Department of Analytical Chemistry, Medical University of Bialystok, Bialystok, Poland.
Toxicol Mech Methods. 2003;13(4):277-93. doi: 10.1080/713857189.
Methanol, when introduced into all mammals, is oxidized into formaldehyde and then into formate, mainly in the liver. Such metabolism is accompanied by the formation of free radicals. In all animals, methanol oxidation, which is relatively slow, proceeds via the same intermediary stages, usually in the liver, and various metabolic systems are involved in the process, depending on the animal species. In nonprimates, methanol is oxidized by the catalase-peroxidase system, whereas in primates, the alcohol dehydrogenase system takes the main role in methanol oxidation. The first metabolite (formaldehyde is rapidly oxidized by formaldehyde dehydrogenase) is the reduced glutathione (GSH)-dependent enzyme. Generated formic acid is metabolized into carbon dioxide with the participation of H 4 folate and two enzymes, 10-formyl H 4 folate synthetase and dehydrogenase, whereas nonprimates oxidize formate efficiently. Humans and monkeys possess low hepatic H 4 folate and 10-formyl H 4 folate dehydrogenase levels and are characterized by the accumulation of formate after methanol intoxication. The consequences of methanol metabolism and toxicity distinguish the human and monkey from lower animals. Formic acid is likely to be the cause of the metabolic acidosis and ocular toxicity in humans and monkeys, which is not observed in most lower animals. Nevertheless, chemically reactive formaldehyde and free radicals may damage most of the components of the cells of all animal species, mainly proteins and lipids. The modification of cell components results in changes in their functions. Methanol intoxication provokes a decrease in the activity and concentration of antioxidant enzymatic as well as nonenzymatic parameters, causing enhanced membrane peroxidation of phospholipids. The modification of protein structure by formaldehyde as well as by free radicals results changes in their functions, especially in the activity of proteolytic enzymes and their inhibitors, which causes disturbances in the proteolytic-antiproteolytic balance toward the proteolytics and enhances the generation of free radicals. Such a situation can lead to destructive processes because components of the proteolytic-antiproteolytic system during enhanced membrane lipid peroxidation may penetrate from blood into extracellular space, and an uncontrolled proteolysis can occur. This applies particularly to extracellular matrix proteins.

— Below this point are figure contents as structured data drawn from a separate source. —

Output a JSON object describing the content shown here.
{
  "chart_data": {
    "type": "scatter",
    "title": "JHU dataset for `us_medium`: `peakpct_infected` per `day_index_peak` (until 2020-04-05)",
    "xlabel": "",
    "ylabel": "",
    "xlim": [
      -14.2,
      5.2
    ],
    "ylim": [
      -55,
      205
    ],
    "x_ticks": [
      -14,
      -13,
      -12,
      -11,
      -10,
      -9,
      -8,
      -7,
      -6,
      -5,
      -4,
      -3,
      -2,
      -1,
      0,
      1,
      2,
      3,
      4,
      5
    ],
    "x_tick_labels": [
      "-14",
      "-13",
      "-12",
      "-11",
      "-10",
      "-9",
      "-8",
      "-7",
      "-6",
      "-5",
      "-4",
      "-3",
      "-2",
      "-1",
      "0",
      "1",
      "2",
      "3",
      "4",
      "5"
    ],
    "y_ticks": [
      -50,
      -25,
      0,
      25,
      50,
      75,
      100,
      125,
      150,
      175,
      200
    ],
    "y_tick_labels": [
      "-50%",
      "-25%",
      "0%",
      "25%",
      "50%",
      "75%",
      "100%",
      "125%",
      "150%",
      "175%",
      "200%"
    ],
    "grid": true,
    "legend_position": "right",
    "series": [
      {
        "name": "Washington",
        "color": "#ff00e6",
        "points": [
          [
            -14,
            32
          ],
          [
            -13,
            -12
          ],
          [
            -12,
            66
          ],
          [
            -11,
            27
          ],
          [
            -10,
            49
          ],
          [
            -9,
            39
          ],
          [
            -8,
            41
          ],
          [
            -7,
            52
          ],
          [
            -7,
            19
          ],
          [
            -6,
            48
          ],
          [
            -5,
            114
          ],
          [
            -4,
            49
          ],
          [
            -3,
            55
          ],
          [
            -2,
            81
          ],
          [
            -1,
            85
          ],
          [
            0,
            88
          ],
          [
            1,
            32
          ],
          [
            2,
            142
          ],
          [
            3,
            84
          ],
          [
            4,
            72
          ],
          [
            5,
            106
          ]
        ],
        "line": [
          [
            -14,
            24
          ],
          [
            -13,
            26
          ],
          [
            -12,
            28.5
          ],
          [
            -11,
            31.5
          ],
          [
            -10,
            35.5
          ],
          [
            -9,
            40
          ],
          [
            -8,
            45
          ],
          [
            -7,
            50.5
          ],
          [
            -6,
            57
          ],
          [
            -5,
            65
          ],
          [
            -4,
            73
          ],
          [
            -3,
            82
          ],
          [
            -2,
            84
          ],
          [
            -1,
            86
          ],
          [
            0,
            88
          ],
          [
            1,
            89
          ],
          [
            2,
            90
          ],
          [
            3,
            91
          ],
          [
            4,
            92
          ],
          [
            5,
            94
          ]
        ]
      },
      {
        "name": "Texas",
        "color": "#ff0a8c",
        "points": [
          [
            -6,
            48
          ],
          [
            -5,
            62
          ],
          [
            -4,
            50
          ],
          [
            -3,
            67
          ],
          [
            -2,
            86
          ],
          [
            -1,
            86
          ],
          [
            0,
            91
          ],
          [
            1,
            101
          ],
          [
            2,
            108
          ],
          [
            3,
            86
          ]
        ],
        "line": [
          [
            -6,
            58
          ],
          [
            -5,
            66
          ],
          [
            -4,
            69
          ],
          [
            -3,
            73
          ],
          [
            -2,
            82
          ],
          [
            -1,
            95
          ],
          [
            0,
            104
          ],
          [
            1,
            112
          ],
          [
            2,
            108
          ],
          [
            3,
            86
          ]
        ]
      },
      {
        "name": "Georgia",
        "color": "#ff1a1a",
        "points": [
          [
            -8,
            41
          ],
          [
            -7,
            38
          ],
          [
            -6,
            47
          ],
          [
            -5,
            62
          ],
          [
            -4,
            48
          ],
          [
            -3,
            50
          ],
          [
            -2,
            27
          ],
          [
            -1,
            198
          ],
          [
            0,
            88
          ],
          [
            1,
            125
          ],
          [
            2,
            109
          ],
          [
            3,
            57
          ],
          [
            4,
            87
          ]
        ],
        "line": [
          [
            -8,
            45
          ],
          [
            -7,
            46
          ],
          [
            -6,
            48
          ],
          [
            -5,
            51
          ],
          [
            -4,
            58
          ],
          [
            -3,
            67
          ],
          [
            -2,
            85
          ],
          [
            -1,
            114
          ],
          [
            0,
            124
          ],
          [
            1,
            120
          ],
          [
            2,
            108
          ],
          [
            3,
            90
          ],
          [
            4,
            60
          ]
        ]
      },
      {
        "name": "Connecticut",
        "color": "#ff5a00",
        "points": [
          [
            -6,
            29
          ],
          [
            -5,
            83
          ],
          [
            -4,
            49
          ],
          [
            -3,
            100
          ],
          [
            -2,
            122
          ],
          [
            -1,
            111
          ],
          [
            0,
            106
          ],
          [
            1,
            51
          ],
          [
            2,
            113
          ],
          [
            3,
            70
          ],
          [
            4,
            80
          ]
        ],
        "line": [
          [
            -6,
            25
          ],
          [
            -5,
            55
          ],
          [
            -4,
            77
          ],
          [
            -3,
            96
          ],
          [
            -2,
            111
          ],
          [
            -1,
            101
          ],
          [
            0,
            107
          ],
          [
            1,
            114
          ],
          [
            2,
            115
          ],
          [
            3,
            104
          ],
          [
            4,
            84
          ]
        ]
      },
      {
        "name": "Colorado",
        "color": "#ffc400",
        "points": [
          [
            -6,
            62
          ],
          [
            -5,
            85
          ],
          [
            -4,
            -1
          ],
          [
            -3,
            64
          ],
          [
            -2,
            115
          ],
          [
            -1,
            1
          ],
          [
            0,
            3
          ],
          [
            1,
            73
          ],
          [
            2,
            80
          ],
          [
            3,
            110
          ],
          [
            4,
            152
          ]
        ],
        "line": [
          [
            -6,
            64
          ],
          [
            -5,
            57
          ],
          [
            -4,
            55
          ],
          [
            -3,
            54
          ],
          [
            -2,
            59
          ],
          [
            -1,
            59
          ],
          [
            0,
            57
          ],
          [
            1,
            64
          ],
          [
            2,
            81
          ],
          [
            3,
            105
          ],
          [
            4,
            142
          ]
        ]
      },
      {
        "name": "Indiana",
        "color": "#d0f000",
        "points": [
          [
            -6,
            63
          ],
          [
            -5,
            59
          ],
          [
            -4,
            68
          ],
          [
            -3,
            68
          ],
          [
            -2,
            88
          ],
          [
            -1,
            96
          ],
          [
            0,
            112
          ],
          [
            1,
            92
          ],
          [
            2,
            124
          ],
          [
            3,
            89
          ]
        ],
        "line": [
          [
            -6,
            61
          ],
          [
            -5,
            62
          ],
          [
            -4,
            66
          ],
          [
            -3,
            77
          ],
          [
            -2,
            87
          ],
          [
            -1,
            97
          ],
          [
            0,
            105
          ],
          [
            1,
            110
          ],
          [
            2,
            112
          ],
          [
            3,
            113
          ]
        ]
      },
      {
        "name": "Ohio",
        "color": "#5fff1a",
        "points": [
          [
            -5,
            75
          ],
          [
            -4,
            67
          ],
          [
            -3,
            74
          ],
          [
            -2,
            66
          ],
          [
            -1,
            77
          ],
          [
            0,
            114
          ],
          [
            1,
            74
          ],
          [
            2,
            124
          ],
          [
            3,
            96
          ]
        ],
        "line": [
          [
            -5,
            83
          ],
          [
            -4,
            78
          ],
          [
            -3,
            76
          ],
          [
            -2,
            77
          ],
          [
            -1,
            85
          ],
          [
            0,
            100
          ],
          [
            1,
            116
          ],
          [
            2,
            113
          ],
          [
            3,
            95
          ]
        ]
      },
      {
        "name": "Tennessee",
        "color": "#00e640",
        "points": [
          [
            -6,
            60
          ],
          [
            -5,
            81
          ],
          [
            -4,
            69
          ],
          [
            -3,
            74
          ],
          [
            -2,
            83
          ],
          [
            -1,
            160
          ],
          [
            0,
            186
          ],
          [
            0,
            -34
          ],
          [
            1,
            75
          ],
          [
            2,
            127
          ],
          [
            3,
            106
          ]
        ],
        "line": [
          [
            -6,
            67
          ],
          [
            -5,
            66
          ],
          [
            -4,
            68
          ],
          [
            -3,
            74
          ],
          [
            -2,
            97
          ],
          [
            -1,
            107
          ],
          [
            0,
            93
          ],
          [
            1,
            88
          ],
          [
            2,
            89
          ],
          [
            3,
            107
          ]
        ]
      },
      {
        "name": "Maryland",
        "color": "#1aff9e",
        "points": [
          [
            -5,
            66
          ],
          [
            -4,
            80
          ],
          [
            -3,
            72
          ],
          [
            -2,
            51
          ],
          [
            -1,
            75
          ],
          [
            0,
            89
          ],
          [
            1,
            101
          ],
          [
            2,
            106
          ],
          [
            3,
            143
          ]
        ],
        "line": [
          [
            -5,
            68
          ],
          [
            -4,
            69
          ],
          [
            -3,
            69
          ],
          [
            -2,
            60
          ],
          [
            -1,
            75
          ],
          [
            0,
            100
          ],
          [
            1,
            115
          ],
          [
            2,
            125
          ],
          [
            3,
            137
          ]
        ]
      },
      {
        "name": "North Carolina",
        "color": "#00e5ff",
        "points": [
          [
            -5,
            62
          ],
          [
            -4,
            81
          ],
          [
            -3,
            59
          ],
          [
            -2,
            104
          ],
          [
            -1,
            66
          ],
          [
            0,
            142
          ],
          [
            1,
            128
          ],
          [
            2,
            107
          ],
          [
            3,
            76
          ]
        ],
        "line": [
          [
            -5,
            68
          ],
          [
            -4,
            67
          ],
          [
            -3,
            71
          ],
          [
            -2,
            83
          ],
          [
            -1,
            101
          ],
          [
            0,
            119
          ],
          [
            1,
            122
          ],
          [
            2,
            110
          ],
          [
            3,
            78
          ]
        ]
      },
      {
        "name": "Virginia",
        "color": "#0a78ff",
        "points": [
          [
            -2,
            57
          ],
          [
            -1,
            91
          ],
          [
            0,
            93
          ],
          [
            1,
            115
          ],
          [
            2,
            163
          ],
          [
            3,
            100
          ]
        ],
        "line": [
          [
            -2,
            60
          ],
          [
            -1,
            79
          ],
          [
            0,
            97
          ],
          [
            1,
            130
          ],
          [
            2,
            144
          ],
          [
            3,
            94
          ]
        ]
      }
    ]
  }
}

甲醇进入所有哺乳动物体内后,会被氧化成甲醛,然后再氧化成甲酸盐,主要在肝脏中进行。这种代谢过程伴随着自由基的形成。在所有动物中,甲醇的氧化速度相对较慢,通常在肝脏中通过相同的中间阶段进行,并且不同的代谢系统参与其中,具体取决于动物种类。在非灵长类动物中,甲醇通过过氧化氢酶-过氧化物酶系统氧化,而在灵长类动物中,主要由醇脱氢酶系统参与甲醇氧化。第一个代谢产物(甲醛迅速被甲醛脱氢酶氧化)是还原型谷胱甘肽(GSH)依赖性酶。生成的甲酸在 H 4 叶酸和两种酶(10-甲酰基 H 4 叶酸合成酶和脱氢酶)的参与下代谢成二氧化碳,而非灵长类动物则能有效地氧化甲酸盐。人类和猴子的肝脏中 H 4 叶酸和 10-甲酰基 H 4 叶酸脱氢酶水平较低,甲醇中毒后会积累甲酸盐。甲醇代谢和毒性的后果将人和猴子与低等动物区分开来。甲酸很可能是导致人和猴子代谢性酸中毒和眼毒性的原因,而在大多数低等动物中则不会观察到这种情况。然而,具有化学反应活性的甲醛和自由基可能会损伤所有动物物种的细胞的大多数成分,主要是蛋白质和脂质。细胞成分的修饰会导致其功能发生变化。甲醇中毒会降低抗氧化酶和非酶参数的活性和浓度,导致细胞膜磷脂过氧化增强。甲醛和自由基对蛋白质结构的修饰会导致其功能发生变化,特别是对蛋白水解酶及其抑制剂的活性产生影响,从而导致蛋白水解-抗蛋白水解平衡向蛋白水解方向移动,并增强自由基的生成。这种情况可能会导致破坏性过程,因为在增强的膜脂质过氧化过程中,蛋白水解-抗蛋白水解系统的成分可能会从血液渗透到细胞外空间,从而发生不受控制的蛋白水解。这尤其适用于细胞外基质蛋白。